De snelheid en het type neerslag en het temperatuurverloop tijdens een enkele bergstorm helpen het relatieve lawinegevaar vast te stellen. Als de temperatuur daalt tijdens een storm, is het sneeuwpakket (als al het andere gelijk is) waarschijnlijk stabieler, omdat warmere, nattere, zwaardere sneeuw het eerst valt en de bovenliggende sneeuw kouder, droger en lichter zal zijn. Maar als de temperatuur tijdens een storm stijgt - zoals bijvoorbeeld kan gebeuren bij het passeren van een warmfront - zal de dichtere, nattere sneeuw zich op lichtere, lossere lagen ophopen, waardoor instabiliteit ontstaat.

Als de sneeuw sneller valt dan de sneeuwlaag kan stabiliseren, is de kans op lawines groter. Sneeuwval van een inch of meer per uur gedurende acht uur of meer verhoogt het lawinerisico aanzienlijk.

Recht vallende sneeuw is één ding, maar wind kan sneeuw 10 keer zo snel opstapelen. Vallende sneeuw en winderige omstandigheden vormen samen een slechte combinatie, maar wind schuurt en stuift sneeuw, zelfs zonder neerslag. Als de wind 10 of 15 mijl per uur bereikt, neemt het lawinegevaar toe.

Lawines in cijfers

Laten we deze discussie over lawinewetenschap afronden met enkele ontnuchterende cijfers, met dank aan de Informatiecentrum Colorado Avalanche. Vorig jaar stierven 12 mensen door lawine in de VS; 29 werden gedood in 2016, 11 in 2015 en 35 in 2014.

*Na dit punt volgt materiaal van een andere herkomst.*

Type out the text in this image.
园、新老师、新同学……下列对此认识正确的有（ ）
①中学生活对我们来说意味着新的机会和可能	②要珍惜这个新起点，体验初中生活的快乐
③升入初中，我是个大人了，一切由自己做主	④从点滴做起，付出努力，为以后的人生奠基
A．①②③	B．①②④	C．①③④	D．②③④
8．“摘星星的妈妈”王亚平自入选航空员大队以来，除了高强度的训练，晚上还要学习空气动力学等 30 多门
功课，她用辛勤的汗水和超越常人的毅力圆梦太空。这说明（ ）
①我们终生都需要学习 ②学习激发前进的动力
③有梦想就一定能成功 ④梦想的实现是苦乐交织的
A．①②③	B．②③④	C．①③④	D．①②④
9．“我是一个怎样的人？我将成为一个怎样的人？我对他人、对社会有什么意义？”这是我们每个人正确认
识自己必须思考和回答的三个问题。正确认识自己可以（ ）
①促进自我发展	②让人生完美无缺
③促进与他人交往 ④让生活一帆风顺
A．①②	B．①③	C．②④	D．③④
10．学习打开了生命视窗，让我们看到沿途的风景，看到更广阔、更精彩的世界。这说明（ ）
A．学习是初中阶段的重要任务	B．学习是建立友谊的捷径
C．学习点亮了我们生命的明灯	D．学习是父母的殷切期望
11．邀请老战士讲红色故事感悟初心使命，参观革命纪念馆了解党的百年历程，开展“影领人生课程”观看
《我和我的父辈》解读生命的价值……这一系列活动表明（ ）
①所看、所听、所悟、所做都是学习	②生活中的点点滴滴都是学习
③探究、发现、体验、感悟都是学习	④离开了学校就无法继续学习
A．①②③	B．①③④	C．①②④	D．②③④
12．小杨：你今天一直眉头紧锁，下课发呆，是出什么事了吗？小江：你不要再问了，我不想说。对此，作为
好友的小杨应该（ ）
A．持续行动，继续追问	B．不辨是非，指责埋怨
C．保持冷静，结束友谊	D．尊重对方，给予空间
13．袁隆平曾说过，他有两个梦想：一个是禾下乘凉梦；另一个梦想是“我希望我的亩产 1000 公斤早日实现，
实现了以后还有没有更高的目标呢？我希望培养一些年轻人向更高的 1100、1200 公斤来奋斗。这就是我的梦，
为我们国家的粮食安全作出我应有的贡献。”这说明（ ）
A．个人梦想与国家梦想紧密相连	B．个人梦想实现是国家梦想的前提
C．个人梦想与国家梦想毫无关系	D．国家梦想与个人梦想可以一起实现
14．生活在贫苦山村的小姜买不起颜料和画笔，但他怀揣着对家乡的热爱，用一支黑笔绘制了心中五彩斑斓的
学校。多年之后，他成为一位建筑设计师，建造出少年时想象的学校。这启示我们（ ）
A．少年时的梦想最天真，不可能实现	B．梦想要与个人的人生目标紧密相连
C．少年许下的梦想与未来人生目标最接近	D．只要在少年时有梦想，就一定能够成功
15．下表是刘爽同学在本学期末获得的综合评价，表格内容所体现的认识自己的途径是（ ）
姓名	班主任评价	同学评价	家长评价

Tussen 1951 en 2016 resulteerden de volgende activiteiten in de meeste lawinedoden in het land: backcountry toeren (skiën, sneeuwschoenwandelen, enz.) bij 263, sneeuwscooter bij 251 en klimmen bij 182. In de afgelopen jaren hebben sneeuwscooters de meeste lawine-gerelateerde dodelijke slachtoffers gemaakt van alle recreatiegroepen.